As a close collaborator of the famous architect, painter, and scholar Eugène Viollet-le-Duc (1814-1879), Edmond Duthoit accompanied his teacher on several expeditions to the Near East. On the way there, they sojourned in Rome in both 1862 and 1865, in order, among other reasons, to study the architecture of antiquity.

The cordial dedication of this sheet is to the painter Alexis M. L. Douillard (1835-1905), who was also in Rome from 1862 to 1865. Duthoit and Douillard knew one another from their hometown of Nantes and appear to have enjoyed their reunion in Italy.

With the exception of small building projects, architectural drawing became Edmond Duthoit’s artistic life’s work. Up until 1879, he even regularly exhibited his views of buildings at the Paris Salon, with subjects taken from both France and the Orient.
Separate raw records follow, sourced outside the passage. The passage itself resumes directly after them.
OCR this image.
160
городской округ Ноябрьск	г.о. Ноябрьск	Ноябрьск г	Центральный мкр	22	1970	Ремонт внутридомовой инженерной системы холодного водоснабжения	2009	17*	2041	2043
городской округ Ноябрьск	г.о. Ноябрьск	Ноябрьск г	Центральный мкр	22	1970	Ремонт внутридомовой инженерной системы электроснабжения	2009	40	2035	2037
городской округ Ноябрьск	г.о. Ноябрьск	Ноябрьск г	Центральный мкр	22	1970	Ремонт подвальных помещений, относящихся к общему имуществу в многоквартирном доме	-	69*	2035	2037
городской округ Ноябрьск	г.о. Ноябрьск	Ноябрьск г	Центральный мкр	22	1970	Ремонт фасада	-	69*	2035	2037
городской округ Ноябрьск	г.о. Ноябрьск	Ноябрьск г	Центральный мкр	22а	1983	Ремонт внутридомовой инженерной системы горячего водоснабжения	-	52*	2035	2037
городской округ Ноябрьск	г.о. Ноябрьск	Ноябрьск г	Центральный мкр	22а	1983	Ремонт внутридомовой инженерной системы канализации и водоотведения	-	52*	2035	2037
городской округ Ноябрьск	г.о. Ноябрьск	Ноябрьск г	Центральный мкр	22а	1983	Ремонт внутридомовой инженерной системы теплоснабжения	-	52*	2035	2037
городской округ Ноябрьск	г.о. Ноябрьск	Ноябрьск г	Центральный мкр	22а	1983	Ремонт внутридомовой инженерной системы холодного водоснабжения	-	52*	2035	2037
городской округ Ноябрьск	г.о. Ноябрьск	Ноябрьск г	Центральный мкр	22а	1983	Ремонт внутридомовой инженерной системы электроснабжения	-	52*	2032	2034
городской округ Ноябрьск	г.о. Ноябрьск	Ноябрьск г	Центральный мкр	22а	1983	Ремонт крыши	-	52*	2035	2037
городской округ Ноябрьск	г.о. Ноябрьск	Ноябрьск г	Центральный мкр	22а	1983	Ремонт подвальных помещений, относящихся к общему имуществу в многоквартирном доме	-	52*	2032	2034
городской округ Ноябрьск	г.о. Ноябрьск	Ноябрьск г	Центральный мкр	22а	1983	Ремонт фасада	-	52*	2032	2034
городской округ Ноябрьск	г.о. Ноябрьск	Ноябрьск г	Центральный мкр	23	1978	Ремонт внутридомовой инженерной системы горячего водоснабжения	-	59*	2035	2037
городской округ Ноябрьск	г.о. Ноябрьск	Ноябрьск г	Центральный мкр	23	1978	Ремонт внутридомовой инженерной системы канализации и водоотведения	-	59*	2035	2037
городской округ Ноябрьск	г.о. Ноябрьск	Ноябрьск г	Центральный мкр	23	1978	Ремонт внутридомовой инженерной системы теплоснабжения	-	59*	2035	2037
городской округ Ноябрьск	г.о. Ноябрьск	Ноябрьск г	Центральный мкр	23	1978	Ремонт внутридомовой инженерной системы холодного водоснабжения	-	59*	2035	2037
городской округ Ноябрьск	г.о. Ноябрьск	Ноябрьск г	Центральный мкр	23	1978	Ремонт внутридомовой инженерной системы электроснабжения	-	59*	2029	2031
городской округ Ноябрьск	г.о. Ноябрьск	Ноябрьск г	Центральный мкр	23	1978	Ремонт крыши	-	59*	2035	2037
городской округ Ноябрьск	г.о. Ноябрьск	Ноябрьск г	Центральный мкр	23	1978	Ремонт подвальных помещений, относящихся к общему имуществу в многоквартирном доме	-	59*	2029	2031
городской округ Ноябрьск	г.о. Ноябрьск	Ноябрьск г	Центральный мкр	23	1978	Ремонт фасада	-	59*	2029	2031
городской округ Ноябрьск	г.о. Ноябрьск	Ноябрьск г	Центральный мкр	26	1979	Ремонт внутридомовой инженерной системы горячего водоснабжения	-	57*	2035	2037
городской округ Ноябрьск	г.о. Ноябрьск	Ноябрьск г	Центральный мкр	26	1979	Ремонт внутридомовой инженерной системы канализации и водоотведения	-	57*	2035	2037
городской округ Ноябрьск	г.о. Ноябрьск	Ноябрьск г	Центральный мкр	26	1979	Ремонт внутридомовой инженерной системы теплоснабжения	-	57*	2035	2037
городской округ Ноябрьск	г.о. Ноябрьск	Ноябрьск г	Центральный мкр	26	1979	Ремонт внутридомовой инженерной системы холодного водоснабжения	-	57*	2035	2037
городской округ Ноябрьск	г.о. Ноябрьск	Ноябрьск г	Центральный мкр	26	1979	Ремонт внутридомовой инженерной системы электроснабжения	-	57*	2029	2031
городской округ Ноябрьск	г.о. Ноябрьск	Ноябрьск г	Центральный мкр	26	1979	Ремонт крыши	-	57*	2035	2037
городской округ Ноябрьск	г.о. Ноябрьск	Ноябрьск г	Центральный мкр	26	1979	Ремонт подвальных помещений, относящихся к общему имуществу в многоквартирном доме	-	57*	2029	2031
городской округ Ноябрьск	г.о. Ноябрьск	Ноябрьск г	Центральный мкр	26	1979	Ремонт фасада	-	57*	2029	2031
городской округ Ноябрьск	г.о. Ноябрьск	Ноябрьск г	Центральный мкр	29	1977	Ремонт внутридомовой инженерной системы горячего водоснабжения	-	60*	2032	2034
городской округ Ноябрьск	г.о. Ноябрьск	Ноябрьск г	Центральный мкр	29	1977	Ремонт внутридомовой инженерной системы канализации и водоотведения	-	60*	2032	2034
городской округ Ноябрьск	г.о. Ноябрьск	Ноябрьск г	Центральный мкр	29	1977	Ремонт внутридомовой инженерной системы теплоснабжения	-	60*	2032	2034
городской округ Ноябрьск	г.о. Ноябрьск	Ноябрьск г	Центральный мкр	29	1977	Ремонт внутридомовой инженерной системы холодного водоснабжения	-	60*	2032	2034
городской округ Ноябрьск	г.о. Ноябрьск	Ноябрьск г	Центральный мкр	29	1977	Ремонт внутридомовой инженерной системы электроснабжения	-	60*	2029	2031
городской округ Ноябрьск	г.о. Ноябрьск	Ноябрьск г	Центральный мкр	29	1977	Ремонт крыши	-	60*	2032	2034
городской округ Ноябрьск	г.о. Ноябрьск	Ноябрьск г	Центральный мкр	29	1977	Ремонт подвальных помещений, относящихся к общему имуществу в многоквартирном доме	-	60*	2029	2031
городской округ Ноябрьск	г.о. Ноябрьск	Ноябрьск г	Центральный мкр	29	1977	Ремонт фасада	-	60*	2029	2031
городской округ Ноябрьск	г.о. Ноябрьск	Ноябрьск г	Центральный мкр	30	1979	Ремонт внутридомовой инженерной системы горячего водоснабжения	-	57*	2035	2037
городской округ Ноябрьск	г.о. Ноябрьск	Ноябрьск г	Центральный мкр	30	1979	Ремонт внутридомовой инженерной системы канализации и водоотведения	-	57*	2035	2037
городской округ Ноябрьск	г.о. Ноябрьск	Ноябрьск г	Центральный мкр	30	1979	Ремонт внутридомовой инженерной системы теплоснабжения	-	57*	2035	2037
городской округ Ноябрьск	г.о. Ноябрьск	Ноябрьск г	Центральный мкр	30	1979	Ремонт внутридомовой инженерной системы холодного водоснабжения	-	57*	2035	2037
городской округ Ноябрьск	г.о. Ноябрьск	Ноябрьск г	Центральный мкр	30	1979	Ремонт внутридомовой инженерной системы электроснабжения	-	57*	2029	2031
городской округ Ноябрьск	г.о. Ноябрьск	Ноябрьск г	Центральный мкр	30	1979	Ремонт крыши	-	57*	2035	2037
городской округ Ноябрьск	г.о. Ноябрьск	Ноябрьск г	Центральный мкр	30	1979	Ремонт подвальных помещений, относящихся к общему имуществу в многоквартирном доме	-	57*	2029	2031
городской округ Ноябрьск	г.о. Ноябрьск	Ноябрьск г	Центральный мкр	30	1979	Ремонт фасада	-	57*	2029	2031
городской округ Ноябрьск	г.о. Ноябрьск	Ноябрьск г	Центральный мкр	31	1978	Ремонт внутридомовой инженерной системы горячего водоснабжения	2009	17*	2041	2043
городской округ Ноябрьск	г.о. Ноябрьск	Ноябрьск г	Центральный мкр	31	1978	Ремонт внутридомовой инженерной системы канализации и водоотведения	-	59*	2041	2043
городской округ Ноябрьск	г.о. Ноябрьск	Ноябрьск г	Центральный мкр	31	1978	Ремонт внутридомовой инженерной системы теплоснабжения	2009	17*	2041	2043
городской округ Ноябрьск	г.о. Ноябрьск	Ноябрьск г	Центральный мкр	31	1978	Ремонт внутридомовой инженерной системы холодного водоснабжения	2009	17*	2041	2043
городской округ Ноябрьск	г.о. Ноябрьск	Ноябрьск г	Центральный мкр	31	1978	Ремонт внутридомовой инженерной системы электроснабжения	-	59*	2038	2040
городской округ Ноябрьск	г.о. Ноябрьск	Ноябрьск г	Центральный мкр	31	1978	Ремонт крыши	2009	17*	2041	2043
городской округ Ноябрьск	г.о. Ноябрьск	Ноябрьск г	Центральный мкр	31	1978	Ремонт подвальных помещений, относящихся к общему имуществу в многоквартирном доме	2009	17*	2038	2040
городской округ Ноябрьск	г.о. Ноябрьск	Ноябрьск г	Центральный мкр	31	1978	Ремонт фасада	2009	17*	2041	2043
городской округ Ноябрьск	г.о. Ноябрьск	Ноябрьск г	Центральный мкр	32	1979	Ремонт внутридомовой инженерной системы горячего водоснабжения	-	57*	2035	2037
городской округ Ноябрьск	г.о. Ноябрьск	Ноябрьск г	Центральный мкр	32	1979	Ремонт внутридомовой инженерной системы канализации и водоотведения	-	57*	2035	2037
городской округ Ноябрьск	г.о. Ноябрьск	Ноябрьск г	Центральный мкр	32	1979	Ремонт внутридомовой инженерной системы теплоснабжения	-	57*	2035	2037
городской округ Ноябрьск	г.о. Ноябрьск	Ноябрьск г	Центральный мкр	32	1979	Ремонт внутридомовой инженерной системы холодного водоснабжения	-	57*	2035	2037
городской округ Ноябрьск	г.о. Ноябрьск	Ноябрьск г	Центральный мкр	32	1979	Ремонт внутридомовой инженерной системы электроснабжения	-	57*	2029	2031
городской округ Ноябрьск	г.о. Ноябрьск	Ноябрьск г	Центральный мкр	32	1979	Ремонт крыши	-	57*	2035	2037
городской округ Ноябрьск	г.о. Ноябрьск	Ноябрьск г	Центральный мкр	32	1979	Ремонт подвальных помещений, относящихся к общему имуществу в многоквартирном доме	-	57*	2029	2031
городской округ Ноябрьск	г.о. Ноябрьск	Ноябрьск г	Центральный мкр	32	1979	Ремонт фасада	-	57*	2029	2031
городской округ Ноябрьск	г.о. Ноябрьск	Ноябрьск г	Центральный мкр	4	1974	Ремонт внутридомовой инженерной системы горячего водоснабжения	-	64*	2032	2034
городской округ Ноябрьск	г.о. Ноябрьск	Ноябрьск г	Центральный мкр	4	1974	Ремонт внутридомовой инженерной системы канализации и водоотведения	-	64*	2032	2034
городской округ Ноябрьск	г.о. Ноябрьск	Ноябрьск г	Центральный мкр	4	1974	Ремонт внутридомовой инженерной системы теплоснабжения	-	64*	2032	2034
The watercolour shown here is a good example of Duthoit’s studies of ancient monuments in Rome. It shows the triumphal arch of Emperor Constantine (283-337 AD), erected in 315 by the Roman Senate in thanks for the victory at the Milvian Bridge, as well as in celebration of the emperor’s ten-year jubilee. Following medieval construction, Pope Paul II had the triumphal arch uncovered for the entry of Emperor Charles V into Rome in 1536. Today it is among the best-preserved structures of the ancient city.